I once watched a client’s analytics dashboard spike at 3 AM. Turns out, their smart fridge app pinged every device simultaneously after a firmware update. The bucket emptied. Alarms screamed. My weekend imploded. Bursty traffic doesn’t care about your sleep schedule.

When bursts meet buckets, the throttling tango

Here’s where things get spicy. API Gateway’s token bucket has a burst capacity. For stage-level throttling, it’s tied to your rate limit. Set a rate of 100 requests/second? Your bucket holds 100 tokens. Send 150 requests in one burst? The first 100 sail through. The next 50 get throttled, even if the average traffic is below 100/second.

It’s like a theater with 100 seats. If 150 people rush the door at once, 50 get turned away, even if half the theater is empty later. AWS isn’t being petty. It’s protecting downstream services (like your database) from sudden stampedes. But when your app is the one getting trampled? Less poetic. More infuriating.

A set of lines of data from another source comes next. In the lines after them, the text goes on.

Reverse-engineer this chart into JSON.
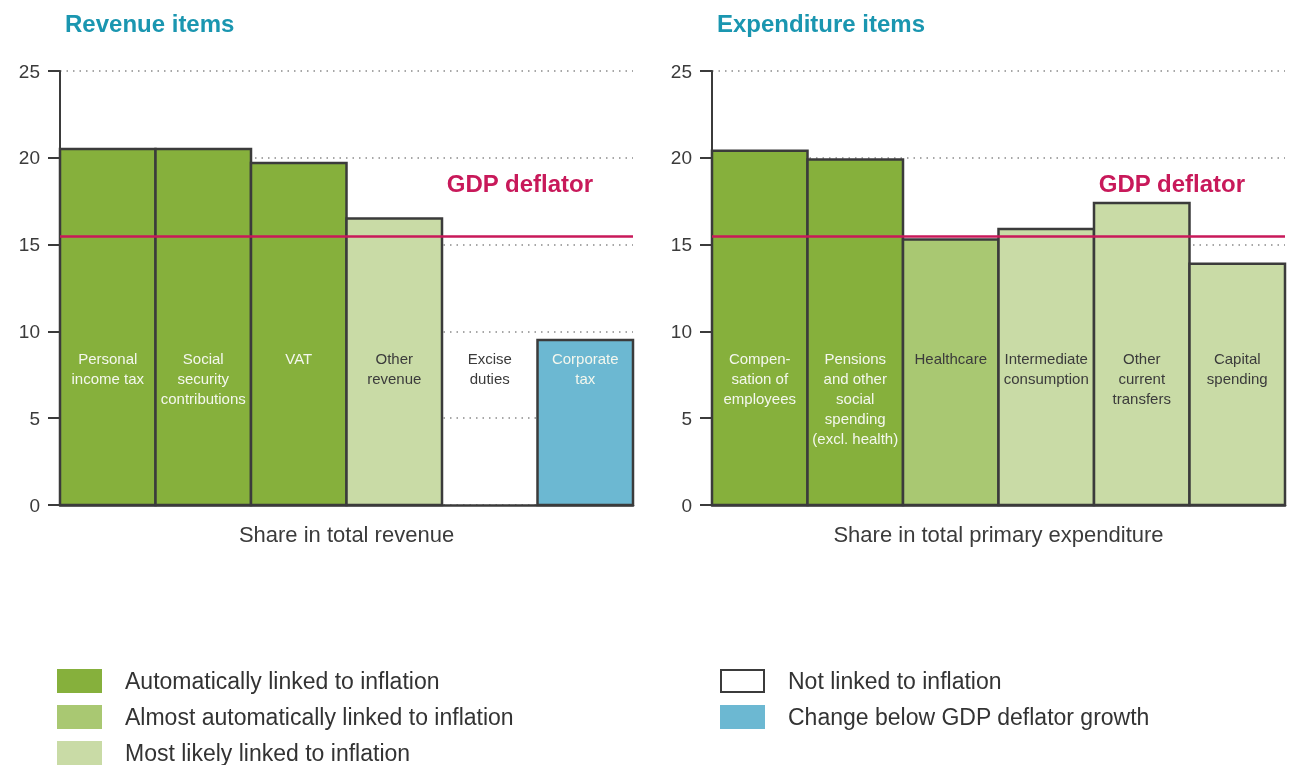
{
  "chart_data": [
    {
      "type": "bar",
      "title": "Revenue items",
      "xlabel": "Share in total revenue",
      "categories": [
        "Personal income tax",
        "Social security contributions",
        "VAT",
        "Other revenue",
        "Excise duties",
        "Corporate tax"
      ],
      "series": [
        {
          "name": "Automatically linked to inflation",
          "color": "#86b03c",
          "values": [
            20.5,
            20.5,
            19.7,
            null,
            null,
            null
          ]
        },
        {
          "name": "Most likely linked to inflation",
          "color": "#c9dba6",
          "values": [
            null,
            null,
            null,
            16.5,
            null,
            null
          ]
        },
        {
          "name": "Not linked to inflation",
          "color": "#ffffff",
          "values": [
            null,
            null,
            null,
            null,
            0,
            null
          ]
        },
        {
          "name": "Change below GDP deflator growth",
          "color": "#6cb8d2",
          "values": [
            null,
            null,
            null,
            null,
            null,
            9.5
          ]
        }
      ],
      "ylim": [
        0,
        25
      ],
      "yticks": [
        0,
        5,
        10,
        15,
        20,
        25
      ],
      "grid": "y",
      "legend": "bottom",
      "ref_lines": [
        {
          "axis": "y",
          "value": 15.5,
          "label": "GDP deflator",
          "color": "#c8195a"
        }
      ]
    },
    {
      "type": "bar",
      "title": "Expenditure items",
      "xlabel": "Share in total primary expenditure",
      "categories": [
        "Compen-sation of employees",
        "Pensions and other social spending (excl. health)",
        "Healthcare",
        "Intermediate consumption",
        "Other current transfers",
        "Capital spending"
      ],
      "series": [
        {
          "color": "#86b03c",
          "values": [
            20.4,
            19.9,
            null,
            null,
            null,
            null
          ]
        },
        {
          "name": "Almost automatically linked to inflation",
          "color": "#a9c872",
          "values": [
            null,
            null,
            15.3,
            null,
            null,
            null
          ]
        },
        {
          "color": "#c9dba6",
          "values": [
            null,
            null,
            null,
            15.9,
            17.4,
            13.9
          ]
        }
      ],
      "ylim": [
        0,
        25
      ],
      "yticks": [
        0,
        5,
        10,
        15,
        20,
        25
      ],
      "grid": "y",
      "legend": "bottom",
      "ref_lines": [
        {
          "axis": "y",
          "value": 15.5,
          "label": "GDP deflator",
          "color": "#c8195a"
        }
      ]
    }
  ]
}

Does this haunt all throttling types?

Good news: This quirk primarily targets stage-level and account-level throttling. Usage Plans? They play by different rules. Their buckets refill steadily, making them more burst-friendly. But stage-level throttling? It’s the diva of the trio. Configure it carelessly, and it will sabotage your bursts like a jealous ex.

If you’ve layered all three throttling types (account, stage, usage plan), stage-level settings often dominate the drama. Check your stage settings first. Always.

Taming the beast, practical fixes that work

After several caffeine-fueled debugging sessions, I’ve learned a few tricks to keep buckets full and bursts happy. None requires sacrificing a rubber chicken to the cloud gods.

1. Resize your bucket
Stage-level throttling lets you set a burst limit alongside your rate limit. Double it. Triple it. AWS allows bursts up to 5,000 requests for some tiers. Calculate your peak bursts (use CloudWatch metrics!), then set burst capacity 20% higher. Safety margins are boring until they save your launch day.

2. Queue the chaos
Offload bursts to SQS or Kinesis. Front your API with a lightweight service that accepts requests instantly, dumps them into a queue, and processes them at a civilized pace. Users get a “we got this” response. Your bucket stays calm. Everyone wins. Except the throttling gremlins.

3. Smarter clients are your friends
Teach client apps to retry intelligently. Exponential backoff with jitter isn’t just jargon, it’s the art of politely asking “Can I try again later?” instead of spamming “HELLO?!” every millisecond. AWS SDKs bake this in. Use it.

4. Distribute the pain
Got multiple stages or APIs? Spread bursts across them. A load balancer or Route 53 weighted routing can turn one screaming bucket into several murmuring ones. It’s like splitting a rowdy party into smaller rooms.

5. Monitor like a paranoid squirrel
CloudWatch alarms for 429 Too Many Requests are non-negotiable. Track ThrottledRequests and Count metrics per stage. Set alerts at 70% of your burst limit. Because knowing your bucket is half-empty is far better than discovering it via customer complaints.

The quiet triumph of preparedness

Cloud architecture is less about avoiding fires and more about not using gasoline as hand sanitizer. Bursty traffic will happen. Token buckets will empty. But with thoughtful configuration, you can transform throttling from a silent assassin into a predictable gatekeeper.

AWS gives you the tools. It’s up to us to wield them without setting the data center curtains ablaze. Start small. Test bursts in staging. And maybe keep that emergency coffee stash stocked. Just in case.

Your APIs deserve grace under pressure. Now go forth and throttle wisely. Or better yet, throttle less.